Invisible

I did not know what to expect when I picked up Kevin Mwachiro’s Invisible: Stories from Kenya’s queer community’, so I went ahead to satisfy my curiosity after the tasteful launch of the book at the Goethe Institute.

The book is a compilation by journalist and activist Kevin Mwachiro of narratives from Kenyan activists on their discontent against discrimination and uphold the respect and dignity of lesbian, gay, bisexual, transgender and intersex individuals.

The story in chapter 14 of a Turkana boy is particularly compelling, so pure and honest that I wanted it to become a novel. The author of this piece tells his piece in one of the most refreshingly sincere way.
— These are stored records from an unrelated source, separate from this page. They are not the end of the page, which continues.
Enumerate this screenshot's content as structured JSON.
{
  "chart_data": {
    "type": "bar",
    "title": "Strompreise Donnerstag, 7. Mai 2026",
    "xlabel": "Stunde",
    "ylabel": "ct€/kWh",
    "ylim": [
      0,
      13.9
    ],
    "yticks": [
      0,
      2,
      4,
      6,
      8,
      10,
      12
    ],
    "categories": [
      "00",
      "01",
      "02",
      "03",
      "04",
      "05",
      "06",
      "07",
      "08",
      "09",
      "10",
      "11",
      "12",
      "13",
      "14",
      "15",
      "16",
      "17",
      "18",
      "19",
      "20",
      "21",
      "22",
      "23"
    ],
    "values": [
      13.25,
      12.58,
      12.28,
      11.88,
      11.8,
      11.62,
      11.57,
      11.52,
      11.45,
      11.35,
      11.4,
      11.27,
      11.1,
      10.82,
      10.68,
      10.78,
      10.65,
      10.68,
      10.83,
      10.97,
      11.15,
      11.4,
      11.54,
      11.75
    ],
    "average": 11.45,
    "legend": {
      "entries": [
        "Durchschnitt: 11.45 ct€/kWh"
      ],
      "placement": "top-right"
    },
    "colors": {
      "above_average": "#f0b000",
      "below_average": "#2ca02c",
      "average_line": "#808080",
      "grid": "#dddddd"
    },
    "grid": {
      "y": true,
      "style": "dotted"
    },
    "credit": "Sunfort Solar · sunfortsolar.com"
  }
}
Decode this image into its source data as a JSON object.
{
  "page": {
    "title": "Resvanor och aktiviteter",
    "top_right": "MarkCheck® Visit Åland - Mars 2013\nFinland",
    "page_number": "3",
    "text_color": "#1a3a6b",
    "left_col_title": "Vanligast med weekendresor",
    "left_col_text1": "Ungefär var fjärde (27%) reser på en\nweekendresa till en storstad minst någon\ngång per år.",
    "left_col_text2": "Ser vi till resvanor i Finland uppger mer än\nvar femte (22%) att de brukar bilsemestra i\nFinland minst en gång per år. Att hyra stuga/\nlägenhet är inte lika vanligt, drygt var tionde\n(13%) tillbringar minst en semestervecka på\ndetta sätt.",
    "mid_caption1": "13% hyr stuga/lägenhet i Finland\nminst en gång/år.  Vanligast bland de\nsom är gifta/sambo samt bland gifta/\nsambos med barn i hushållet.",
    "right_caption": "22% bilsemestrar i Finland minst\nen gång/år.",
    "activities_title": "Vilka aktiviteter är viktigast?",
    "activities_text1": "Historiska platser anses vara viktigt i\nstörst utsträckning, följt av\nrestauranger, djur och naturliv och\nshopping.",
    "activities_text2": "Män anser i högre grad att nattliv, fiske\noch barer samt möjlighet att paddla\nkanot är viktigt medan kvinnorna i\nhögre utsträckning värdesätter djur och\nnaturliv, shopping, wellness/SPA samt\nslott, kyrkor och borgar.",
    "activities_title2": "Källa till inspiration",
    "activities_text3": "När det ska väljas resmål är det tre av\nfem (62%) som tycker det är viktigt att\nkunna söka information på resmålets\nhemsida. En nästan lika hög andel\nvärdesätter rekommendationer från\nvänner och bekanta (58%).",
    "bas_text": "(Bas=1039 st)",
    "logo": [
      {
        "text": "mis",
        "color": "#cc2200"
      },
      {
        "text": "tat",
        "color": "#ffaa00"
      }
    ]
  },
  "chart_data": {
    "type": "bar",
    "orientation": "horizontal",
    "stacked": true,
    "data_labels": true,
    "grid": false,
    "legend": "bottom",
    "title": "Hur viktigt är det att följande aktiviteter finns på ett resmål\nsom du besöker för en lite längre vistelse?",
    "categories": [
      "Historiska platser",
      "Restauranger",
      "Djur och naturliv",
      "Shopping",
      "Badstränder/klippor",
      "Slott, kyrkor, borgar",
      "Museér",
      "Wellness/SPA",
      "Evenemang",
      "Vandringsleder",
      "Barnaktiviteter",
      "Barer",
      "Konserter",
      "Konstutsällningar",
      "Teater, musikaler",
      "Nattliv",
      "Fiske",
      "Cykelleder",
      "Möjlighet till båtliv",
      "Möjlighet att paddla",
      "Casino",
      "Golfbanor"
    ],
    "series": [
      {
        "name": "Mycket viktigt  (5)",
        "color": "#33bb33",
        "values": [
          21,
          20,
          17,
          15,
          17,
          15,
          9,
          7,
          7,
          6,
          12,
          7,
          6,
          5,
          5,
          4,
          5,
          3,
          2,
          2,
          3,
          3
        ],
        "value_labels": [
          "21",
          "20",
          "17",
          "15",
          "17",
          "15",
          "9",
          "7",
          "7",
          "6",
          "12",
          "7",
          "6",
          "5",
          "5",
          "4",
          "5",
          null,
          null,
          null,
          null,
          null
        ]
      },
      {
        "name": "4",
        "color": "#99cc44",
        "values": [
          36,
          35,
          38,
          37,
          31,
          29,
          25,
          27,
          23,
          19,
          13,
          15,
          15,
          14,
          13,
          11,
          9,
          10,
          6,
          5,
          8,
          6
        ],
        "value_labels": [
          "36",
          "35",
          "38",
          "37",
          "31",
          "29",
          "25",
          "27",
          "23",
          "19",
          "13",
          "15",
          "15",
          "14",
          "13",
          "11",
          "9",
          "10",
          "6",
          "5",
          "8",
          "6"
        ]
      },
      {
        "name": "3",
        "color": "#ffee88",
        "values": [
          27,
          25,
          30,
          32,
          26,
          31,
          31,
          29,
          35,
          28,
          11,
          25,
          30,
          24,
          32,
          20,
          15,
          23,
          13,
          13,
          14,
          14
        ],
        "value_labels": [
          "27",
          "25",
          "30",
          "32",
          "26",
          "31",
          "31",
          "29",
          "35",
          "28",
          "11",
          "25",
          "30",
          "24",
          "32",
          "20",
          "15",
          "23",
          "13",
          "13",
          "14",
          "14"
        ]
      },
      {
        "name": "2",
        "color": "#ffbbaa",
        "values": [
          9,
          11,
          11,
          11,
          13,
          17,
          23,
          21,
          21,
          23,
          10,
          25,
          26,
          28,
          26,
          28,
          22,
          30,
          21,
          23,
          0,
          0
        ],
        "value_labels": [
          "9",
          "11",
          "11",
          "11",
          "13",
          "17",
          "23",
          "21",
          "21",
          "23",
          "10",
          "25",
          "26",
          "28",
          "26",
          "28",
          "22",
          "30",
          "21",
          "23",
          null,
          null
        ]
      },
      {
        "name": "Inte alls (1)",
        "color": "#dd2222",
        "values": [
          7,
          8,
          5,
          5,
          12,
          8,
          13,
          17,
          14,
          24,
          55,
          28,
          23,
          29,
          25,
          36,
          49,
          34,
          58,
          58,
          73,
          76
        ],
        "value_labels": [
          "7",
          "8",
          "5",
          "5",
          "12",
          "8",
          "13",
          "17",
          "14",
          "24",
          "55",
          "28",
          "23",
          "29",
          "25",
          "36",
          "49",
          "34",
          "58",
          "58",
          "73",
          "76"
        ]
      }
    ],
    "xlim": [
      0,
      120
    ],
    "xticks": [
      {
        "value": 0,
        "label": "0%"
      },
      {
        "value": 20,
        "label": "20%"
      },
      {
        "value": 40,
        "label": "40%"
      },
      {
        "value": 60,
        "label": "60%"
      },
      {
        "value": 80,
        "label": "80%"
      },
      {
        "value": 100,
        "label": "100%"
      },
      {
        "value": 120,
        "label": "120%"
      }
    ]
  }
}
No agenda. No 3-pronged objectives. Just a boy, telling his story, leaving out nothing.

Some of the authors, mostly anonymous , express themselves through poetry. As  a lover of poetry and a staunch believer in giving credit where it is due, the poetry in the little collection did nothing for me. Perhaps it needed to stay on the editing stove for longer, that way some of the words would thicken more, beautify themselves, or whatever it is poetry does when it is well-edited.

If there is anything that the collection does well , then it is to compel the reader ( the Kenyan who went to  public schools, boarding schools, who played ‘Cha Baba’ and ‘Cha Mama’ or their versions of it)- to look at the roots of our prejudices against queer people in Kenya, and to consider our actions- that one time in boarding school, or while playing a dad and mum game, that kid who everyone said was a tomboy, or too much of a girl- because that is when, for most of the authors, that who they were started dawning on them.

2 thoughts on “Book Review: Invisible – Stories from Kenya’s queer community By Kevin Mwachiro

  1. Why the use of the description “queer?” when that is such a derogatory, and condescending description of a people that deserve to be treated like the human beings they are. Just by your using this negative term “queer” show a bit of ignorance, that the term “gay” has a more positive, light, and happy reference for a people who are confident in who they are. As for Uganda’s use of the bible to justify there hatred is not of God, for who are they to suggest a God of Hatred, when God is a Holy God and there is no hatred in Him. God is not capable of such deplorable human acts…..

  2. @disqus_7a3R1cPddD:disqus …Queer is the exact term used by the book’s author/authors. You may want to take this up with them. Looks like the meaning you have attached to the word is what is informing this reaction.